Destructor order
Ali Çehreli via Digitalmars-d-learn
digitalmars-d-learn at puremagic.com
Wed Oct 22 11:03:59 PDT 2014
On 10/22/2014 08:45 AM, eles wrote:> C++ versions:
>
> { //displays ~C~B~A
> A foo;
> B bar;
> C *caz = new C();
> delete caz;
> }
>
> std::cout << std::endl;
>
> { //displays ~C~B~A
> std::unique_ptr<A> foo = std::make_unique<A>();
> std::unique_ptr<B> bar = std::make_unique<B>();
> C *caz = new C();
> delete caz;
> }
>
>
> D version:
>
> { //displays ~A~B~C
> A foo = scoped!(A)();
> B bar = scoped!(B)();
> C caz = new C();
> destroy(caz);
> }
>
> Why the objects are not destroyed in the inverse order of their
> creation? Case in point, destroying foo releases a lock for bar and caz.
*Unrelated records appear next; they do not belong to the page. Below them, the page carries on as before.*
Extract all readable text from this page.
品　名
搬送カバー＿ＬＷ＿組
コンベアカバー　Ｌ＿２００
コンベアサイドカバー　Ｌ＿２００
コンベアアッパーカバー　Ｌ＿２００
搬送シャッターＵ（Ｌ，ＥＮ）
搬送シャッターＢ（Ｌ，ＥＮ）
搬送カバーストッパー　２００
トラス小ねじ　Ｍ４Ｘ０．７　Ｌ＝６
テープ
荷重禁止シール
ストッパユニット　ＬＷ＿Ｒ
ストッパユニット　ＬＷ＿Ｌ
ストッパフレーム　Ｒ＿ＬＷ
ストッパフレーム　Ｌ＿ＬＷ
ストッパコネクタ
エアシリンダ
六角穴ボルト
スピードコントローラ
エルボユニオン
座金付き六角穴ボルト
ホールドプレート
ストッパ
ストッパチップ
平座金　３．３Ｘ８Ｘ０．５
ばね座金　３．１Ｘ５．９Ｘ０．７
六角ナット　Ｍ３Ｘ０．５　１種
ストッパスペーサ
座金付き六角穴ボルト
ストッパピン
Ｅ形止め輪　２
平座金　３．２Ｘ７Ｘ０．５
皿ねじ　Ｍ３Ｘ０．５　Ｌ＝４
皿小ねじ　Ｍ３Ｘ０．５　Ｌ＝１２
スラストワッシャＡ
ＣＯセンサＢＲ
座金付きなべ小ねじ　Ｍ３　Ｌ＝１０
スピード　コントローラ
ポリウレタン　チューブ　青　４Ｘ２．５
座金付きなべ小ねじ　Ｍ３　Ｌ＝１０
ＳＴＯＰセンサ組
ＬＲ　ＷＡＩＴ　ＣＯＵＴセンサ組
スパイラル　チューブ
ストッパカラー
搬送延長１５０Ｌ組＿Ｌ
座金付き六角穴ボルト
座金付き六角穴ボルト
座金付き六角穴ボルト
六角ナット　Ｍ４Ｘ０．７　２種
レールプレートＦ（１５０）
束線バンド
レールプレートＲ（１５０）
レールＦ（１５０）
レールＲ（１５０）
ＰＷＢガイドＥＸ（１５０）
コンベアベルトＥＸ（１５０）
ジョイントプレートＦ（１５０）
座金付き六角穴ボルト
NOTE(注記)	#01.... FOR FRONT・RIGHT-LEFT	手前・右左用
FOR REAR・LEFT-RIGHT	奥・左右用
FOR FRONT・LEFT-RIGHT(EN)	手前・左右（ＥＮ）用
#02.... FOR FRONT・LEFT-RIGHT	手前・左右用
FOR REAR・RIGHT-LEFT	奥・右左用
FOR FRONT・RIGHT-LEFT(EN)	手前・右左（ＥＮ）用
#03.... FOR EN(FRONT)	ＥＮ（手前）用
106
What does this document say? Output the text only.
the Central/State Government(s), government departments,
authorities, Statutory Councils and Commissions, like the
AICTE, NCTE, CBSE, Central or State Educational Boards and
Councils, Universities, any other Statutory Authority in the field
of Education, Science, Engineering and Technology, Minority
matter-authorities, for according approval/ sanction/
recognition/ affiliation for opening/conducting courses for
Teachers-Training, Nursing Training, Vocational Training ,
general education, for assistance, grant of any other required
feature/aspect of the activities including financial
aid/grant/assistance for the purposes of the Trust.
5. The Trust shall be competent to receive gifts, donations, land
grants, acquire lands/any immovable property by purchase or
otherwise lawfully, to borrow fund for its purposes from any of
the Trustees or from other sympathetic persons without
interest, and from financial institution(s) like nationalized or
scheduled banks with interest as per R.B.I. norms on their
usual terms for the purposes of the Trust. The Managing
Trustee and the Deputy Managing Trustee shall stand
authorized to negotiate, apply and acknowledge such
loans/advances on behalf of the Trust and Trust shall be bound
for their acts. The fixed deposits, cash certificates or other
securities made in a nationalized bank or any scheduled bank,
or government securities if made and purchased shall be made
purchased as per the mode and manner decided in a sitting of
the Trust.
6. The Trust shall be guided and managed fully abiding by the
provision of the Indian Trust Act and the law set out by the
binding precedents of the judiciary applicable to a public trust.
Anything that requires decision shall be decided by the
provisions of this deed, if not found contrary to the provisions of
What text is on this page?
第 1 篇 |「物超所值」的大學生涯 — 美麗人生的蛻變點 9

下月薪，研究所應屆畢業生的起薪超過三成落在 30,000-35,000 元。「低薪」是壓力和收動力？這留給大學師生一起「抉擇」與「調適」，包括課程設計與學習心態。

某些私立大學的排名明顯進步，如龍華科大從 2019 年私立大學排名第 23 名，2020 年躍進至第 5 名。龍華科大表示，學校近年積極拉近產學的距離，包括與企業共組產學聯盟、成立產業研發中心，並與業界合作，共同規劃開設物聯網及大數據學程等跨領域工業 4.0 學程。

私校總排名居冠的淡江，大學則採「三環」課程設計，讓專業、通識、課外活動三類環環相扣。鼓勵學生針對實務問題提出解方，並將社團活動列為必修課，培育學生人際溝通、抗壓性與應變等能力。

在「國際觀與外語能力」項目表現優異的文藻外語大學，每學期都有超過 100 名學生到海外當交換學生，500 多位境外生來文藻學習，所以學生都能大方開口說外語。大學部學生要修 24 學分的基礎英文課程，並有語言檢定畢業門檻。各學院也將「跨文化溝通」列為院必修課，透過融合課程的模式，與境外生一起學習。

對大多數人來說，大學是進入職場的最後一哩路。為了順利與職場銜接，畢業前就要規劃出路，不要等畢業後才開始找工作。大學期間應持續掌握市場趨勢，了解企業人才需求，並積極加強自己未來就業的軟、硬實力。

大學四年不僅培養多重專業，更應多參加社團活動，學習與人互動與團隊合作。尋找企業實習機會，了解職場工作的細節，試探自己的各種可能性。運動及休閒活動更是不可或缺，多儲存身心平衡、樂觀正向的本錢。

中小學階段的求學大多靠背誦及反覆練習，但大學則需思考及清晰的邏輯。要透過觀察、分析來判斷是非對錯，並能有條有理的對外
I confirm this. If you put writeln() expressions inside typecons.scoped,
you will realize that the destroys are happening right after each scoped
line:
constructed A
destroying
~A
constructed B
destroying
~B
~C
Extremely dangerous and very tricky! The solution? Define the objects as
'auto' (or 'const', etc.), which you want anyway:
auto foo = scoped!(A)();
auto bar = scoped!(B)();
You do not want to be left with A or B. You want Scoped!A and Scoped!B.